私の身体がまだ鮮明に覚えている夏の日のこと。
夕方がそのまま差し込む浴室で軽くシャワーを浴びて、さらりとした素肌に薄く白い布を纏った。
それは可視化された「奥ゆかしさ」だったかもしれないし、もしかしたらもっと清らかで女性として大切なものだったかもしれない。
夏祭りに行く前の浴衣を着付けてもらう時間、今にも飛び出しそうな心臓をきゅっと帯で結べば、苦しくて苦しくてどうにかなってしまいそうな程に嬉しかった。

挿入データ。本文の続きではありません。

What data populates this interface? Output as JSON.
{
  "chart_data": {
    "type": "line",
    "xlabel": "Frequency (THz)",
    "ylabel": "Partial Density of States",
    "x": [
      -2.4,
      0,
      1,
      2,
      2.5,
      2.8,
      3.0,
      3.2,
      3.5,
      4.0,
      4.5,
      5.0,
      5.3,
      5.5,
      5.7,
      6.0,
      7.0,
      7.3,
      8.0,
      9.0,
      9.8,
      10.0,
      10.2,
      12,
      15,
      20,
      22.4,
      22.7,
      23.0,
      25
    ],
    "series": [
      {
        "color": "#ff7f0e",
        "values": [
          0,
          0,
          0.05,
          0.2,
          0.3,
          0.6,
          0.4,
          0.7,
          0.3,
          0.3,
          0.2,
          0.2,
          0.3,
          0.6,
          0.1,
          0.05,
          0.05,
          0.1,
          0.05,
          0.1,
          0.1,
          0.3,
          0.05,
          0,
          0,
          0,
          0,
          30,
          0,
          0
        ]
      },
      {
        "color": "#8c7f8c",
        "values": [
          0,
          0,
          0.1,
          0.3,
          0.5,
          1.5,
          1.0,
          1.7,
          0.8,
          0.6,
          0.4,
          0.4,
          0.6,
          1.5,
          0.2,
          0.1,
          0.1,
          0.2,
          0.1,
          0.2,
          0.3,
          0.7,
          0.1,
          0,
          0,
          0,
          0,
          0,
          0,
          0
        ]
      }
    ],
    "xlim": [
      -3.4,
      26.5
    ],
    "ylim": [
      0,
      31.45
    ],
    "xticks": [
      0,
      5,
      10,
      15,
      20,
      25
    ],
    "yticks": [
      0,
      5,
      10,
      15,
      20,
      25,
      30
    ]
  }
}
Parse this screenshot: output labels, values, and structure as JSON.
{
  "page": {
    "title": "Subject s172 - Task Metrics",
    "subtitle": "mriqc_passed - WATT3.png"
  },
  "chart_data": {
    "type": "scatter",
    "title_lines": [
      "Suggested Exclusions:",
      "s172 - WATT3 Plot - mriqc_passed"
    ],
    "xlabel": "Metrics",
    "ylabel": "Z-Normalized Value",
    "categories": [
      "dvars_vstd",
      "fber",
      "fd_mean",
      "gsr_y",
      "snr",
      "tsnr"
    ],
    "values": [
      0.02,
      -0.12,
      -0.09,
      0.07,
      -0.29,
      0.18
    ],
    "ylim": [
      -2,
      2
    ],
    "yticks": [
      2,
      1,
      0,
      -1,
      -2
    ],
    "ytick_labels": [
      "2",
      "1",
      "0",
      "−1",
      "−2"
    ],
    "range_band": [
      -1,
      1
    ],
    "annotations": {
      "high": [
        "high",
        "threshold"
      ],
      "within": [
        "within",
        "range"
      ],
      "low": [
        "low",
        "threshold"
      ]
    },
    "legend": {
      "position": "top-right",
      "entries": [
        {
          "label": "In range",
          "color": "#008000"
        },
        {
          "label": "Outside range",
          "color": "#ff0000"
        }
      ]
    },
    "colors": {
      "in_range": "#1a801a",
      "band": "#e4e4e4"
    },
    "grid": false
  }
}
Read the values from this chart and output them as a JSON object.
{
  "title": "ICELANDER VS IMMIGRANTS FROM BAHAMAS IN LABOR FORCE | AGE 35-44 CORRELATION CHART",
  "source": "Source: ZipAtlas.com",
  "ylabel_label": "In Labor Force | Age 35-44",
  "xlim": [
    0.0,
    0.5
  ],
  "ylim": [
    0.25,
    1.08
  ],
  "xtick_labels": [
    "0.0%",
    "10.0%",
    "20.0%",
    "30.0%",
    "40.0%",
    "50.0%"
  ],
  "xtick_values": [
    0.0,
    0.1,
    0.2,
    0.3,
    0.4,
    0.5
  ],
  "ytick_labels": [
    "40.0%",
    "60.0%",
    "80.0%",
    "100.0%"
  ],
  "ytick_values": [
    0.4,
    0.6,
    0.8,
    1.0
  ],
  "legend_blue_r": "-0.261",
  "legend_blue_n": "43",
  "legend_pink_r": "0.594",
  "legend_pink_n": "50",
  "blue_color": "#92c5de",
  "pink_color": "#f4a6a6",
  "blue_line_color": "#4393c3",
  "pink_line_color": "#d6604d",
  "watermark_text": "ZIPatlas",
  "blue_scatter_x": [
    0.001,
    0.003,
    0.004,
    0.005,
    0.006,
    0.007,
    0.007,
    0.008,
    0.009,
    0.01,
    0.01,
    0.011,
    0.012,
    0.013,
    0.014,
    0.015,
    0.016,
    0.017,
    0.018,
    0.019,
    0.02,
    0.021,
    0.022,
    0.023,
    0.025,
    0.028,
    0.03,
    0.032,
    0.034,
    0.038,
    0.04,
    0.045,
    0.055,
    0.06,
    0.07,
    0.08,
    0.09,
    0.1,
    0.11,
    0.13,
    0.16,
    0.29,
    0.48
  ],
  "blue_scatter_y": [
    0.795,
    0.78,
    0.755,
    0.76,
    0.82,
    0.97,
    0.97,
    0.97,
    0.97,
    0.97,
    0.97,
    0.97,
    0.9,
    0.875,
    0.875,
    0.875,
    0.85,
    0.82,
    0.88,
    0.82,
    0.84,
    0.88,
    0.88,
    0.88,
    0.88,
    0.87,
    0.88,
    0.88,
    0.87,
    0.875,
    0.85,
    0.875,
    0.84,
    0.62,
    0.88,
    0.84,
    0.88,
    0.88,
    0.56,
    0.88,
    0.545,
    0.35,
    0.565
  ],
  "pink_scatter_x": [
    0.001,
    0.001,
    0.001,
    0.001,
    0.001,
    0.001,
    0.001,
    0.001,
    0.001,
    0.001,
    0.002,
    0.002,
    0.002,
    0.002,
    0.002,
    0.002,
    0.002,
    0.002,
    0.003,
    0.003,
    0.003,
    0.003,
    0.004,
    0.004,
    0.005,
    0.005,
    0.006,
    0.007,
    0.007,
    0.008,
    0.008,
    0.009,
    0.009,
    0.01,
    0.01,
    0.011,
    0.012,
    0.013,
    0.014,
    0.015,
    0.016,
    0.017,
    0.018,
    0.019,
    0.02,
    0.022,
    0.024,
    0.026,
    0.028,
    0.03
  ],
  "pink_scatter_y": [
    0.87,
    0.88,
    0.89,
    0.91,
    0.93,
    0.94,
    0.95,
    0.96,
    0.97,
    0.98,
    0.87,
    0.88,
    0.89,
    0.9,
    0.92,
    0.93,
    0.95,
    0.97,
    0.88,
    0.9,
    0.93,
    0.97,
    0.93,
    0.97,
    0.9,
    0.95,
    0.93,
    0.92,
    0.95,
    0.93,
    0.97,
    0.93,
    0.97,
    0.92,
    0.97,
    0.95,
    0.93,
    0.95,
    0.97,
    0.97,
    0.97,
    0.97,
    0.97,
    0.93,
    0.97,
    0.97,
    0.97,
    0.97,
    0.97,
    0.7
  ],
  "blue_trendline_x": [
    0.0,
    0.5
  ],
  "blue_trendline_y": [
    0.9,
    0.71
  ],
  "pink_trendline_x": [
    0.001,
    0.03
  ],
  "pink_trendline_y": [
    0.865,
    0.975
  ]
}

そんな私の横を風を切りながら自転車が通る。けれど切れ味が悪いのかその人の半袖は膨らんで、汗で張り付く胴体だけが浮き彫りになっていた。一瞬でも強い風が吹けばモモンガやムササビみたいに自転車ごと飛んでいってしまいそう。
ふわっと空に攫われて大きな音と火花を散らして降ってきたりして、慣れた道を歩きながらそんなことを考えて口角が緩む。
それからいつの間にか汗でうねった前髪をゆっくりと爪でなぞり、「あ、なんか今の大人みたい」
なんて思ったりした。
女子の甚平が流行っていた時に頑なに浴衣を着せたがっていた母は「浴衣は、女の子を3倍可愛くする」と言っていたが、そのいい加減な持論で言いたかったのはきっとこういう事だろう。
所作の全てに注意を払おうとすると睫毛の重さにまで気づけるのだとあの時初めて知ったのだ。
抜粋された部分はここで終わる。